Oh, and these displays are NOT expensive – check out AliExpress for example.

ow, you might think “enough is enough” but I’ve also been working on speech for the Raspberry Pi and as of today I’ve pretty much gotten to grips with that – and so I thought – why not. You’ll notice on the “about” page over on the right, there’s a “multi-lingual audio introduction” – and why not – it’ll give the guests a laugh. The stat function has 2 on-off times a day and weekdays and weekends are programmed separately. There is a manual override for the “set” temperatures which lasts until the next change of settings. So if you set the unit for one temperature in the morning until lunchtime and another from lunchtime on – manual override done in the morning will last until lunchtime before going back to the default settings.

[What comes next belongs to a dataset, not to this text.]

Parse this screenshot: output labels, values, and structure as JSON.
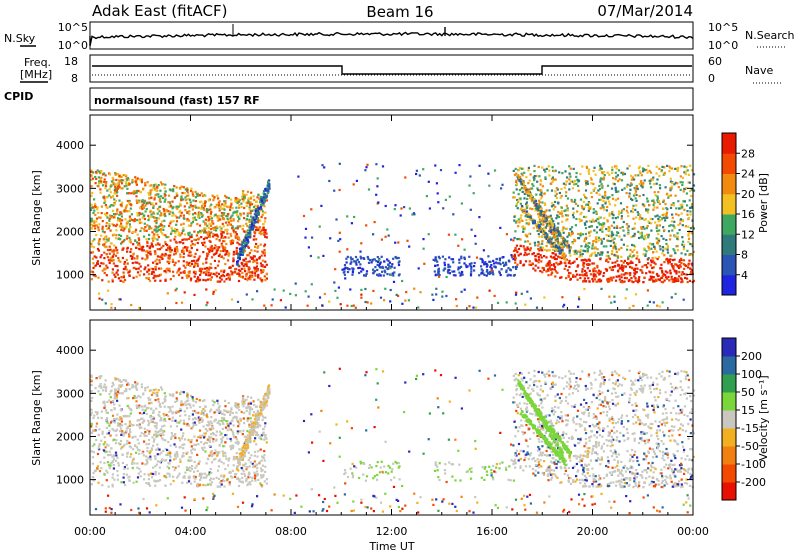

My third success of the week – taking my router back to factory default seems to have solved the “race” condition that’s been plaguing me – which means my ESP8266s are working again – the good part of that was that I originally thought it was the ESP8266s themselves causing problems so I’ve tightened up on handling lost of WIFI situations which seems to have made them more or less bullet-proof. As of this morning the full set of thermostat background controls are in and all that is left to do is implement the actual logic – a little something to stop excessive turning on and off, a little hysteresis…. and we’re ready to rock!


Next step – web-socket to serial conversion – though I could use MQTT – so that I can have a slave one of these stats powered by a little ESP8266. Our cottage has upstairs and downstairs and so it would be handy to have both the master control and a copy of that upstairs.

NEXT: Coming up – lighting control…. I have already made the panel (who knew I could design graphics) and there’s a little logic to go to make it work but as you can see here the slider panel is well under way…

Despite the resistive interface, the sliders are quite responsive and should work well as a local alternative to my normal JQuery Mobile panels for local use around the house.